The protest was being evaluated by the Government Accountability Office, but IRS officials told Congress that they were concerned that the contract could expire before a resolution could be made, jeopardizing the functionality of the e-verify service for users.

Jeffery Tribiano, IRS deputy commissioner for operations support, told the House Ways and Means Committee that as a result of Equifax’s protest, the agency’s only option was to effectively renew the no-bid contract with the Atlanta-based company.

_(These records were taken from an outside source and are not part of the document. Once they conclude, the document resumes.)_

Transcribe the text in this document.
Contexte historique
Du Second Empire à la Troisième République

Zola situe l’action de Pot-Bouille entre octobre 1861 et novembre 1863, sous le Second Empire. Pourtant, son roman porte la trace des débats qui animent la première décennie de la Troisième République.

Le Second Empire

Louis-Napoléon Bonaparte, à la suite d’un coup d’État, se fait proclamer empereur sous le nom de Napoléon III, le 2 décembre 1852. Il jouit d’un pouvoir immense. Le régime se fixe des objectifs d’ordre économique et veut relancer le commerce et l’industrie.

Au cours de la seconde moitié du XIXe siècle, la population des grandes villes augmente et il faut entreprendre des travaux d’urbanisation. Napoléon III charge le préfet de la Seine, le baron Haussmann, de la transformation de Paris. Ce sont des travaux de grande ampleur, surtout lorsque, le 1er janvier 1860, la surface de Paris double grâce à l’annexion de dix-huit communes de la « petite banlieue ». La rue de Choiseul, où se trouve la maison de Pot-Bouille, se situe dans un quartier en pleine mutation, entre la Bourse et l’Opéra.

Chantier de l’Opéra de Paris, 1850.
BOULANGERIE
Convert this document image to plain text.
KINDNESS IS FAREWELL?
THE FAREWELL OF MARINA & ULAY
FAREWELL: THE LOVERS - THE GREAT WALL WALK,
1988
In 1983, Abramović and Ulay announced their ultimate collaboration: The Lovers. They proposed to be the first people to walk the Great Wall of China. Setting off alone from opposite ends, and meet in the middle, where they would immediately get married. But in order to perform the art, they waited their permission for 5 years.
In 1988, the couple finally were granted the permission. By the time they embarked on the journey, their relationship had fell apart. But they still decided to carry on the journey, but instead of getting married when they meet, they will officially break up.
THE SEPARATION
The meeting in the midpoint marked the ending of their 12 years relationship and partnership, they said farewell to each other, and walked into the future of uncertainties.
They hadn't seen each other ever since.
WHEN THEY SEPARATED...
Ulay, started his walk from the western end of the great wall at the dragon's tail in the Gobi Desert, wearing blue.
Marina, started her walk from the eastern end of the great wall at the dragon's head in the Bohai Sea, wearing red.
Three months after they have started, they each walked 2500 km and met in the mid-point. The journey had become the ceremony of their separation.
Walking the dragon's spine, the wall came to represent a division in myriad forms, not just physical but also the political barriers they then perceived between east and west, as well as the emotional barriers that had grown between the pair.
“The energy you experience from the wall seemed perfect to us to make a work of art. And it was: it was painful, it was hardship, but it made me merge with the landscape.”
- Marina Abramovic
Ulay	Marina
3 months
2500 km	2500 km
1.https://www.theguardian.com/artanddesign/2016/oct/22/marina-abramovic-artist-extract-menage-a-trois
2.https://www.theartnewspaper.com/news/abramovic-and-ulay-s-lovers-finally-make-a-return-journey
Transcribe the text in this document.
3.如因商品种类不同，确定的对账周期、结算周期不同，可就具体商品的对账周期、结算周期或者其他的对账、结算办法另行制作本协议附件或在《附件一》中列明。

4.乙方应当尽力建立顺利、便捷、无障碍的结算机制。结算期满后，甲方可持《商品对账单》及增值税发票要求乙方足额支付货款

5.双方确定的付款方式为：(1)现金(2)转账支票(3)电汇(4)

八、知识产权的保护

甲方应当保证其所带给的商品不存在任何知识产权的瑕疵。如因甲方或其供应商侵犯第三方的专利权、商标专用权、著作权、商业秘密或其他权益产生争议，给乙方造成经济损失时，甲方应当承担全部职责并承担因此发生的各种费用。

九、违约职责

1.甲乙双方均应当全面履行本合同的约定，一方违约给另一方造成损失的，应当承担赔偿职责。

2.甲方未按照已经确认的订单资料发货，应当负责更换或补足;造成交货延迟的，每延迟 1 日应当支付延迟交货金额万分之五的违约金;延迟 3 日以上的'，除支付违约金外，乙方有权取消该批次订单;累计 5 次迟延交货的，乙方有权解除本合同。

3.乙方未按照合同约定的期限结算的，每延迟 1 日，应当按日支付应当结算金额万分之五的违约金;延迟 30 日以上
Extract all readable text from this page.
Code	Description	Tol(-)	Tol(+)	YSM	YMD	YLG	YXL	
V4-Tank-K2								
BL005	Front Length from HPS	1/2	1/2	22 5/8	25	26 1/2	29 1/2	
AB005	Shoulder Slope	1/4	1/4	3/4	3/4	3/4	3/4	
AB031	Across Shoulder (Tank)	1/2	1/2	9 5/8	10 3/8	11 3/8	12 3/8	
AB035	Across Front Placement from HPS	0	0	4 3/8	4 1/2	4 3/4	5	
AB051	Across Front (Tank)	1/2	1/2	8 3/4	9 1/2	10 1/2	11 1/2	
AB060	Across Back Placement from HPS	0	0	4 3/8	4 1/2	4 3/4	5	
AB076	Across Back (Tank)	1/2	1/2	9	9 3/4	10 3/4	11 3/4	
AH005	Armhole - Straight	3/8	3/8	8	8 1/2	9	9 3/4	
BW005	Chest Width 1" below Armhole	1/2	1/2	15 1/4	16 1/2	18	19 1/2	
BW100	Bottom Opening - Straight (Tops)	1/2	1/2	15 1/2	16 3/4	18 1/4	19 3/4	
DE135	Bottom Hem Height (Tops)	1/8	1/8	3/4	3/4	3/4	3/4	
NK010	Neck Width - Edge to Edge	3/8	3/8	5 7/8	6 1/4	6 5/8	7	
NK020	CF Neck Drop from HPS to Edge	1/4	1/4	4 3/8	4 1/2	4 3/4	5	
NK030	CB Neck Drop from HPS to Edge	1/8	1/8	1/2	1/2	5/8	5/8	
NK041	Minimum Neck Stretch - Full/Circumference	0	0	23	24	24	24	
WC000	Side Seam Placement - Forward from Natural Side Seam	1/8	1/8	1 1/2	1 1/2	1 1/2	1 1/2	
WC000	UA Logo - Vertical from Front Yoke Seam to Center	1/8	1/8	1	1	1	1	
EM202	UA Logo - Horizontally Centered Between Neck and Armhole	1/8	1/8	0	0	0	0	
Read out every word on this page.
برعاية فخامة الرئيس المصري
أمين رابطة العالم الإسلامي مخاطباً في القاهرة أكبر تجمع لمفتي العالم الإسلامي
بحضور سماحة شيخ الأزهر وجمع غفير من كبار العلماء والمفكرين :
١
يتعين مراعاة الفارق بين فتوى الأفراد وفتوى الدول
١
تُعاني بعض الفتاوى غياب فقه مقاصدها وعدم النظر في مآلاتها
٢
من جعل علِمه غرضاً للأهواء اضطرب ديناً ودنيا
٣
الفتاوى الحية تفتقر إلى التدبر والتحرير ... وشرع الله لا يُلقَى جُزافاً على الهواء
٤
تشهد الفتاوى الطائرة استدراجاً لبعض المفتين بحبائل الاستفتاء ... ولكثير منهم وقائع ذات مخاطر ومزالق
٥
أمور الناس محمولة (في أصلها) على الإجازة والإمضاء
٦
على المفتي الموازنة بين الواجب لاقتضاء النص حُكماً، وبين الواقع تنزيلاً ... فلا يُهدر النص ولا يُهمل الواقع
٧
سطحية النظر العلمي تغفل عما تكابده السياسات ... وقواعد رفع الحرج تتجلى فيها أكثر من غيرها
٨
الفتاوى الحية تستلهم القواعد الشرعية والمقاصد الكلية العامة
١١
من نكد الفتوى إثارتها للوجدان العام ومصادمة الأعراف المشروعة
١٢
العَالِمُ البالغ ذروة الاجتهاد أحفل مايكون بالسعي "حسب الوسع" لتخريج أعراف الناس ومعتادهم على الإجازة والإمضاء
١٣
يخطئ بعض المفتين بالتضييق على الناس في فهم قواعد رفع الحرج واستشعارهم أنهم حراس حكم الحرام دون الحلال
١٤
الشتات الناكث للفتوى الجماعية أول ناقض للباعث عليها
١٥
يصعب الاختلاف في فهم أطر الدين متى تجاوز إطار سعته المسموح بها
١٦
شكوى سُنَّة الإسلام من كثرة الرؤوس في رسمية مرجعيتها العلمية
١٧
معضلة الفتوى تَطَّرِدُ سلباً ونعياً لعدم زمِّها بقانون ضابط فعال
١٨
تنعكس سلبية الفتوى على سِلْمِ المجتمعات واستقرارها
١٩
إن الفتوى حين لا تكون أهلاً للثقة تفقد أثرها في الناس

“So when we came down to Sept. 29 when the Equifax contract expired, we had to either stop the service, which means millions of taxpayers would not be able to get their transcripts, including those that are in need of it, like in the hurricane disaster areas they use those tools to get their transcripts, or do a bridge contract with Equifax until GAO decides on the protest and we move forward,” he said.

But the GAO told Politico on Oct. 5 that the IRS did not have to award the contract to Equifax, explaining that federal agencies possess “the tools to move forward under appropriate situations.”

GAO has 100 days from a protest filing to render a decision on whether to accept or deny it, but within that span, agencies can opt for dispute resolution or other negotiations options to resolve the protest.

As a result of the contract suspension, new users will not be able to access e-services like Get Transcript. Existing users can still utilize the services.